With THE CARD COUNTER, writer/director Paul Schraeder returns to his favorite themes of sin and redemption. This is no tidy tale of a fall from grace precipated by a rash decision or a moment of weakness. We have at the center a flawed man with dark impulses that he cannot control once they have been unleashed by a chain of events in which he was swept up. Schraeder pits the failings of society against the individual conscience, the role of free will against group think, and the desire for forgiveness that can never quite be quenched.
Our protagonist is William Tell (Oscar Isaac), an ex-con and current itinerant gambler playing for moderate stakes at casinos around the country. He is a master of counting cards in blackjack, allowing him to keep afloat by never winning more than the casinos are willing to lose. Solitary, methodical, and eccentric, his only interest is in playing cards and being absolutely free to travel where and when he wants. He is, as he explains in the ongoing narration, an American kid. Before the end of the film, he will have become the case study of what that means on a mythic level, for good and for ill.
Into his solitary wanderings appears La Linda (Tiffany Haddish lighting up the screen in a nuanced performance). A nodding acquaintance from casino poker games they have played in the past, she offers him a shot at the big time, with financial backers who will stake him to the World Series of Poker, and the potential to earn more money in one night than he is currently making in a year. William demurs, until a chance meeting with a former colleague’s son, Cirk (Tye Sheridan), slowly rouses him from his stupor of isolation and complete order, into a warrior for justice that might just salve his soul, even if he is sure it is beyond saving.
As the story unfolds, the reasons for William’s incarceration are spelled out in hallucinogenic sequences tracked with a fish-eye lens through Abu Ghraib. There as a private, William was taken under the wing of Major Gordo (Willem Dafoe) and trained in the enhanced interrogation techniques that sent him, but not Gordo, to prison for eight-and-a-half years. It is the zeal with which William took to his work that is the reason for his self-punishment, and the carefully presented affect of complete lack of emotion.
Isaac, working to perfection with Schrader’s penchant for long takes and slow, deliberate cuts, is a compelling presence, playing the suppressed guilt against the outward show. Even before we learn the reasons for his obsession for privacy and for draping the furniture in his cheap motel rooms with sheets meticulously secured with twine, the sense of inner turmoil is palpable, creating a suspense all the more potent for being inchoate. When he does finally crack, and to only a tiny degree while telling Cirk about what happened in Abu Ghraib, it is devastating. Yet, with the camera tight on his face, Isaac barely changes expression, with only a slight change in his voice’s timbre, and his eyes becoming red with the tears to which he desperately wants to surrender, but dares not for what else it will unleash. The character will never again show such vulnerability. He doesn’t need to.
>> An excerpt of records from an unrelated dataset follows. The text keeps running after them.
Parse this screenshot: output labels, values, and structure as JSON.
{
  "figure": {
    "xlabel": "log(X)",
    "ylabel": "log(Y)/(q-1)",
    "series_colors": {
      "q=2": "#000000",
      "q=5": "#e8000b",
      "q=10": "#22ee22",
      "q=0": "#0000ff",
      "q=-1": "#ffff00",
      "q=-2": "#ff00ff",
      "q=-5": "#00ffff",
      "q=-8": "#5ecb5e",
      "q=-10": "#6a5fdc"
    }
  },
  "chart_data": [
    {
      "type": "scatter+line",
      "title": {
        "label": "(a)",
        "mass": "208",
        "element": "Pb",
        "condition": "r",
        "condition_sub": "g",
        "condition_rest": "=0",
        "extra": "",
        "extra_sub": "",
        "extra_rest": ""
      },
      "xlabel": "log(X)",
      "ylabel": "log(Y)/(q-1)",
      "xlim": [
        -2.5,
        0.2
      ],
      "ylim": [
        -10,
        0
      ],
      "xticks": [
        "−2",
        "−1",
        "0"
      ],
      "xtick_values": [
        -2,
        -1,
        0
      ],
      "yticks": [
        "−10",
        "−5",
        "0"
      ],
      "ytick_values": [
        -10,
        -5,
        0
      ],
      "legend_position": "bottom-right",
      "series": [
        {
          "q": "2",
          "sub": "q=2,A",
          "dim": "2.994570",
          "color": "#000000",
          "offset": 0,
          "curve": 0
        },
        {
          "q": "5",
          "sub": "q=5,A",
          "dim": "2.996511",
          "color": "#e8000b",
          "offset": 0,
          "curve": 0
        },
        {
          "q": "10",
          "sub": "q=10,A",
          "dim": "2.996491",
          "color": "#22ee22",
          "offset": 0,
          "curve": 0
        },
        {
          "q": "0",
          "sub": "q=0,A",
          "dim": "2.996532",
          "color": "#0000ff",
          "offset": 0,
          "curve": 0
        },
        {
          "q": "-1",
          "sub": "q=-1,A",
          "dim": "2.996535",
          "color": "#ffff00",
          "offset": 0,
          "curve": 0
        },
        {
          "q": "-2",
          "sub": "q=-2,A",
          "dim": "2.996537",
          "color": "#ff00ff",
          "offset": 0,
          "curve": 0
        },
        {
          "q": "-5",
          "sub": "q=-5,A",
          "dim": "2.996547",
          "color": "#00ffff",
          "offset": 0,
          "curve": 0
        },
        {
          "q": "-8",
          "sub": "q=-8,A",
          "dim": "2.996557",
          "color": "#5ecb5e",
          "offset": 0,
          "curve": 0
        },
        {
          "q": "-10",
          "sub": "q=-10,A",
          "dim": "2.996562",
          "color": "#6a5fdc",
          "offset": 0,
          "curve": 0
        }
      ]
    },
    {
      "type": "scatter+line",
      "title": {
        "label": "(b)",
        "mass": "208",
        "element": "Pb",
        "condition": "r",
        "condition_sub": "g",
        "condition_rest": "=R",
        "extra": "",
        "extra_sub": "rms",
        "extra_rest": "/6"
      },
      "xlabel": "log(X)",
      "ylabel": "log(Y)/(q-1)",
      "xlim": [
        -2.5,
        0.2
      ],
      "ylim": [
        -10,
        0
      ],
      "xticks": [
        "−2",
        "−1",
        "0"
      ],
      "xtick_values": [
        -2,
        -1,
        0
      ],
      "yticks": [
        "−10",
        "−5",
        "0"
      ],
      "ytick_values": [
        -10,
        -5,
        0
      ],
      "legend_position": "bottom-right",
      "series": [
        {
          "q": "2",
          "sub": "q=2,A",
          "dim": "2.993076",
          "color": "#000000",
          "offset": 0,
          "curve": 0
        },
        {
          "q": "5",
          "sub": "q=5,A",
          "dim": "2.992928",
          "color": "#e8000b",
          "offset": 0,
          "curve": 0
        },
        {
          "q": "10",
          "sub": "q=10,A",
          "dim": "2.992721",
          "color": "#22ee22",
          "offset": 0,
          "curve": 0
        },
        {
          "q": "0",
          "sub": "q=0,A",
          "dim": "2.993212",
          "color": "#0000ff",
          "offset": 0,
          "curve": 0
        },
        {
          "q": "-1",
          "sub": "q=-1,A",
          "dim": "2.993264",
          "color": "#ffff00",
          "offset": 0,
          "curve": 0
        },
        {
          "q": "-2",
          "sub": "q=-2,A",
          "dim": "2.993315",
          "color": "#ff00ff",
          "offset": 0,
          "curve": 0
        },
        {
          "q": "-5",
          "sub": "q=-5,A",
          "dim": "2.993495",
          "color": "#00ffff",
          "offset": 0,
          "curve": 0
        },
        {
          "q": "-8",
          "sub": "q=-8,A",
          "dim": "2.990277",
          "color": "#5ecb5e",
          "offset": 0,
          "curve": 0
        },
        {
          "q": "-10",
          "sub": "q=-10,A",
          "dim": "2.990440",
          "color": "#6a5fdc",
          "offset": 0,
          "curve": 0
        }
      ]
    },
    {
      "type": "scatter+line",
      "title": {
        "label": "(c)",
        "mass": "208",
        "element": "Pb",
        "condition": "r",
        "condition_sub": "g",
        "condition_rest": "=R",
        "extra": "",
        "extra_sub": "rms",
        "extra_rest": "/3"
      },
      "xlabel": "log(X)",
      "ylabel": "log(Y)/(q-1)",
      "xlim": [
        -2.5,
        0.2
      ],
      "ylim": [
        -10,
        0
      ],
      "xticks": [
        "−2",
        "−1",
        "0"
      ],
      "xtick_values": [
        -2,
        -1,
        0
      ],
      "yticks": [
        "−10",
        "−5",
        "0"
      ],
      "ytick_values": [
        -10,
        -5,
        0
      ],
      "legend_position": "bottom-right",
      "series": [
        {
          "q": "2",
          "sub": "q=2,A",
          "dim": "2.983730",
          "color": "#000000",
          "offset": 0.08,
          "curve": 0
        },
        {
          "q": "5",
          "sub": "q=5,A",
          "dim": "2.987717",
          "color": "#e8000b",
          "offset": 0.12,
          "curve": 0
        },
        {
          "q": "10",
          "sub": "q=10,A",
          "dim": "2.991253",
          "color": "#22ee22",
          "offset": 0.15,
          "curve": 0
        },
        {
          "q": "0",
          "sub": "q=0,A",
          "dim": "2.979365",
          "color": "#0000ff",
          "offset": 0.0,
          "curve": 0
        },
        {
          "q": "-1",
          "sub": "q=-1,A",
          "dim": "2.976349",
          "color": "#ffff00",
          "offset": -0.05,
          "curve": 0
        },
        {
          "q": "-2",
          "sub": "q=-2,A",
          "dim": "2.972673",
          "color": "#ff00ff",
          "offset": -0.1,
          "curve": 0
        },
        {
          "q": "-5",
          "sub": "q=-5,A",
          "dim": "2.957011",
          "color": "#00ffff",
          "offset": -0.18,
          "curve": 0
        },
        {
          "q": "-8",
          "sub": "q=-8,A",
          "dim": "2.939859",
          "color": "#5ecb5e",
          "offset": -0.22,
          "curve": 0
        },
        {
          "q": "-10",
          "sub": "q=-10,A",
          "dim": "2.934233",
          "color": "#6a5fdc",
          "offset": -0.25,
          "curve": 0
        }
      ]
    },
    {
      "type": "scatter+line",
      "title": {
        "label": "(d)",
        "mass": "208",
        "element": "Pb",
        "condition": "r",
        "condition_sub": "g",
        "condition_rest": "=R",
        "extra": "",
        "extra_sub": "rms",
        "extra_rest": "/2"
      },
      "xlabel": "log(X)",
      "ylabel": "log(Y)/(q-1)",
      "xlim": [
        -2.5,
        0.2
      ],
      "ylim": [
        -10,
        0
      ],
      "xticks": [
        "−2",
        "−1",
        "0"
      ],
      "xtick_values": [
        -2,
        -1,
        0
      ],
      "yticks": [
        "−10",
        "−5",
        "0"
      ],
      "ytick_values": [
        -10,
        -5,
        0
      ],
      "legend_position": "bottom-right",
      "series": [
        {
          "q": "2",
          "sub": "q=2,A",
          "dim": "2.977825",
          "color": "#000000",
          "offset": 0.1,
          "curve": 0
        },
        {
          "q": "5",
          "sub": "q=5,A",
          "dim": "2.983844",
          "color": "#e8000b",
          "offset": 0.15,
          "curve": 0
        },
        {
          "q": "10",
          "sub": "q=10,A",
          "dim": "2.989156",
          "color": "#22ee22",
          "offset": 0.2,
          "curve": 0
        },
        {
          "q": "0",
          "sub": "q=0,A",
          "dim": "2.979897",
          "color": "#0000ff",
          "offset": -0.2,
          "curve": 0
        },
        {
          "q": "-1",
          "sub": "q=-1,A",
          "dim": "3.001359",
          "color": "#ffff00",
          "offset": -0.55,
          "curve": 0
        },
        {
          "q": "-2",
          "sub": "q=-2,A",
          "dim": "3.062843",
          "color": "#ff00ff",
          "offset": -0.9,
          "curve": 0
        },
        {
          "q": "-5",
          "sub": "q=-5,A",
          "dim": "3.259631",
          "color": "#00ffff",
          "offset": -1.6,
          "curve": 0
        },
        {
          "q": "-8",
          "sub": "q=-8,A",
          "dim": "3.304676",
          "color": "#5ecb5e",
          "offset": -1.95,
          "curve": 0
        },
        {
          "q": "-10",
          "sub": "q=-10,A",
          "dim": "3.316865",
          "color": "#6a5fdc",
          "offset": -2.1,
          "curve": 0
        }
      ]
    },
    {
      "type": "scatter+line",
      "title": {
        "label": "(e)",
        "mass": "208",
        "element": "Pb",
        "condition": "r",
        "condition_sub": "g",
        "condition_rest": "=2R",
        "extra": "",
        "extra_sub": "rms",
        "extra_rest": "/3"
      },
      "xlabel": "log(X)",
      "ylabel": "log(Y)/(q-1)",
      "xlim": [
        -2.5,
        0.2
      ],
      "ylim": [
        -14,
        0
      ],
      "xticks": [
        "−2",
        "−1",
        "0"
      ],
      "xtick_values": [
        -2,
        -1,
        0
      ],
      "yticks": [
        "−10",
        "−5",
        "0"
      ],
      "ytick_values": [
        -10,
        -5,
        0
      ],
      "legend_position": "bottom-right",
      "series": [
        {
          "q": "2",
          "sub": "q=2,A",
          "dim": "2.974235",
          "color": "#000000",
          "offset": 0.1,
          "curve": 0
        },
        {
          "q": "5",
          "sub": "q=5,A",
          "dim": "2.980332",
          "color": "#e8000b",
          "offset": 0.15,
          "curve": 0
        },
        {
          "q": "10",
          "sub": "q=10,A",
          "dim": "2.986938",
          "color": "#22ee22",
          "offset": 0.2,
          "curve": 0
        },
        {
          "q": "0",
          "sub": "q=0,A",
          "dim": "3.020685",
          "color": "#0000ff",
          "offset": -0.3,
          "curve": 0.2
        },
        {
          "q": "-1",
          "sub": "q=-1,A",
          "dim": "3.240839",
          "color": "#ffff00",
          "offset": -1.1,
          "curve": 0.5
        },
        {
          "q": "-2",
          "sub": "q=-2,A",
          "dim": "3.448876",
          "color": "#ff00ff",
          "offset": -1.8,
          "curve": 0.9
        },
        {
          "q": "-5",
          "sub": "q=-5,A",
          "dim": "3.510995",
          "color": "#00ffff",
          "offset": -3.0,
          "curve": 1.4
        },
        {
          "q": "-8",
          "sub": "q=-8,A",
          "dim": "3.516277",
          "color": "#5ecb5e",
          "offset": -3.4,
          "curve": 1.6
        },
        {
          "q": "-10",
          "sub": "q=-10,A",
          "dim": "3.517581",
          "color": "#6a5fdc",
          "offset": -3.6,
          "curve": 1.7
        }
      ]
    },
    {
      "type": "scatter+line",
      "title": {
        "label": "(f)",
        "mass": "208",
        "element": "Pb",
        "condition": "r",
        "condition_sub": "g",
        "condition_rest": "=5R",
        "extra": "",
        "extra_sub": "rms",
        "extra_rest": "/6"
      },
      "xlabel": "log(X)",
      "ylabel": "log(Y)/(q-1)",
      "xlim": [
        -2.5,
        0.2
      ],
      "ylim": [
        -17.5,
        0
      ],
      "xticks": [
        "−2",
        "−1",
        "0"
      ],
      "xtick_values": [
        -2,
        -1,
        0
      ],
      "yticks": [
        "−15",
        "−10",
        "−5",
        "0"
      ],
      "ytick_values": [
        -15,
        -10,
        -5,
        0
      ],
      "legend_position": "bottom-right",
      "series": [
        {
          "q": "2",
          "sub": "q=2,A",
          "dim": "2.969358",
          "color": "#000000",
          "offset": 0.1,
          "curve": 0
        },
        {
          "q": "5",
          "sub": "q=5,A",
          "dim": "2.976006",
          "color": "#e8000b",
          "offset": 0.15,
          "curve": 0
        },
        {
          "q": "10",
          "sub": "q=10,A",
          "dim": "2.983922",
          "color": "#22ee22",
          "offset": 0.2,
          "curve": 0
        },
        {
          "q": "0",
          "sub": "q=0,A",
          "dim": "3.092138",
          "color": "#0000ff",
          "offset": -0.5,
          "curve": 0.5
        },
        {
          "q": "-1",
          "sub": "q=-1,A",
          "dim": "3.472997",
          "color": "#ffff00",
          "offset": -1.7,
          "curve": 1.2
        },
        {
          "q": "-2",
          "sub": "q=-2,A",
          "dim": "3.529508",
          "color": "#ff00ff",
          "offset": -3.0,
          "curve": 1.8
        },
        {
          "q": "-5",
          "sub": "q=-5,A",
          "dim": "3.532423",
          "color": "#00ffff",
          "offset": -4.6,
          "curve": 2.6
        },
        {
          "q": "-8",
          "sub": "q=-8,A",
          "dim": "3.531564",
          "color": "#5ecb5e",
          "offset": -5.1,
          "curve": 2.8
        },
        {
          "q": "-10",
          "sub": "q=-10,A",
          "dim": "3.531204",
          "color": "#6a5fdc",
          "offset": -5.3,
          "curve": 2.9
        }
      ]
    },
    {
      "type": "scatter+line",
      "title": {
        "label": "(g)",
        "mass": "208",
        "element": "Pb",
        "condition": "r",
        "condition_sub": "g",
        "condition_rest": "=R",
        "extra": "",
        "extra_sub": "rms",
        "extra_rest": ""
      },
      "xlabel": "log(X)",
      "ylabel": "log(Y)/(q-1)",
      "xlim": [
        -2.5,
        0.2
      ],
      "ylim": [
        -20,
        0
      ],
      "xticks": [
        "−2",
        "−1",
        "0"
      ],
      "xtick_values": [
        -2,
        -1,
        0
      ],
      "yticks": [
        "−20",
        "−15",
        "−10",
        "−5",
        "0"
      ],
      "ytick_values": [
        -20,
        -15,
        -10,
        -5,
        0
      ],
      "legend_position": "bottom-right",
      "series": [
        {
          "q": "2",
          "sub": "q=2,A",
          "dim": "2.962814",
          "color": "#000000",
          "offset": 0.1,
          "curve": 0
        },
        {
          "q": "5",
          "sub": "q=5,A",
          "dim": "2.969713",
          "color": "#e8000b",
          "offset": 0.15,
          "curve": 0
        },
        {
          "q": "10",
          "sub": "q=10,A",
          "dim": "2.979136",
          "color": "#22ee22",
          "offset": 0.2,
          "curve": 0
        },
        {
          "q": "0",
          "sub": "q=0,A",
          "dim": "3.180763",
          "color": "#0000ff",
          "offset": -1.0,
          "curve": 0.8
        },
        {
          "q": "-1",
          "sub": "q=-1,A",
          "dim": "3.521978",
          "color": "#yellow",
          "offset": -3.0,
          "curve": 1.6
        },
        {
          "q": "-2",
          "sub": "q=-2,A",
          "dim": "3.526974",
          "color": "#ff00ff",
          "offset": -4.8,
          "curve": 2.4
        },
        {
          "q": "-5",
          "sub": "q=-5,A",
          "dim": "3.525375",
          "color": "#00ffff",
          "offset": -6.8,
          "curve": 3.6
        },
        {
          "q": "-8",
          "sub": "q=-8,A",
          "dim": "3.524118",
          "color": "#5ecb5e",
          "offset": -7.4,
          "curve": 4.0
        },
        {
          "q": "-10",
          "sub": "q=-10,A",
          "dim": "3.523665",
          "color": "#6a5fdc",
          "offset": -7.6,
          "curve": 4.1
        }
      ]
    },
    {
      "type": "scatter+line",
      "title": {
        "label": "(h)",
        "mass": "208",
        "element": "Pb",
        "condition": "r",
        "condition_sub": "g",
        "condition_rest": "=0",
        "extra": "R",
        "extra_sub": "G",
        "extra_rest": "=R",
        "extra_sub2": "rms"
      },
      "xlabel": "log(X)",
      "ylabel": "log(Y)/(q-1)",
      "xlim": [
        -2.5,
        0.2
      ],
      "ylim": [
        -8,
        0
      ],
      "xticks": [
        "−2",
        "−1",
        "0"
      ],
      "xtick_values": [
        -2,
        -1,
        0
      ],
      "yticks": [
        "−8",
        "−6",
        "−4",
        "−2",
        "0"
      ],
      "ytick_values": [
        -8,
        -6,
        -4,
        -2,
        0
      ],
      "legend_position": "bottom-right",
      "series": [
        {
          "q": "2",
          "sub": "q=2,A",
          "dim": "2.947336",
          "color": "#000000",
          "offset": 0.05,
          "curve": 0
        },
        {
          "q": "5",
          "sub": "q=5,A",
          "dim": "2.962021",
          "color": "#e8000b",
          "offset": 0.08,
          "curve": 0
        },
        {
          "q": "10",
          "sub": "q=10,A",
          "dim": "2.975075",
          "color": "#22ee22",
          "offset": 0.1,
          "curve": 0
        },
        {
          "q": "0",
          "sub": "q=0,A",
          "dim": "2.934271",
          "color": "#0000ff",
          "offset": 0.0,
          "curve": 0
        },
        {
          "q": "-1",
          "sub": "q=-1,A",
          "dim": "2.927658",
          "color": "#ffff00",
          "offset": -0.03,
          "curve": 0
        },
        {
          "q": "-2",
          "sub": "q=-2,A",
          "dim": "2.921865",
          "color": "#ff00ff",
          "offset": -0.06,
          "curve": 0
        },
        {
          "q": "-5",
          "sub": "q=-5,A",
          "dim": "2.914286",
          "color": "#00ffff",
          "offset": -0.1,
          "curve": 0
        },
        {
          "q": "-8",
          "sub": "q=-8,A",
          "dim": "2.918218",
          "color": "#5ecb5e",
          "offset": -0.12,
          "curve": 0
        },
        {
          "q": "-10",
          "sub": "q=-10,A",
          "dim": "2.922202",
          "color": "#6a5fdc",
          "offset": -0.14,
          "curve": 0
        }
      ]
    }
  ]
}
It will inform everything else he does.
There are many larger themes at work here, and certainly we are meant to see the allegories in play (Dafoe has never been more of a gargoyle straight from Hell), but the focus remains fixed on the thwarted lives of these three on whom the American Dream has turned with a vengeance, leaving them each to cope and compensate with varying degrees of success. This is an intimate film about wrestling with personal responsibility in situations not of one’s own making. Intelligently written and directed, THE CARD COUNTER is Old Testament in its judgments, New Testament in its compassion, overwhelming in its impact.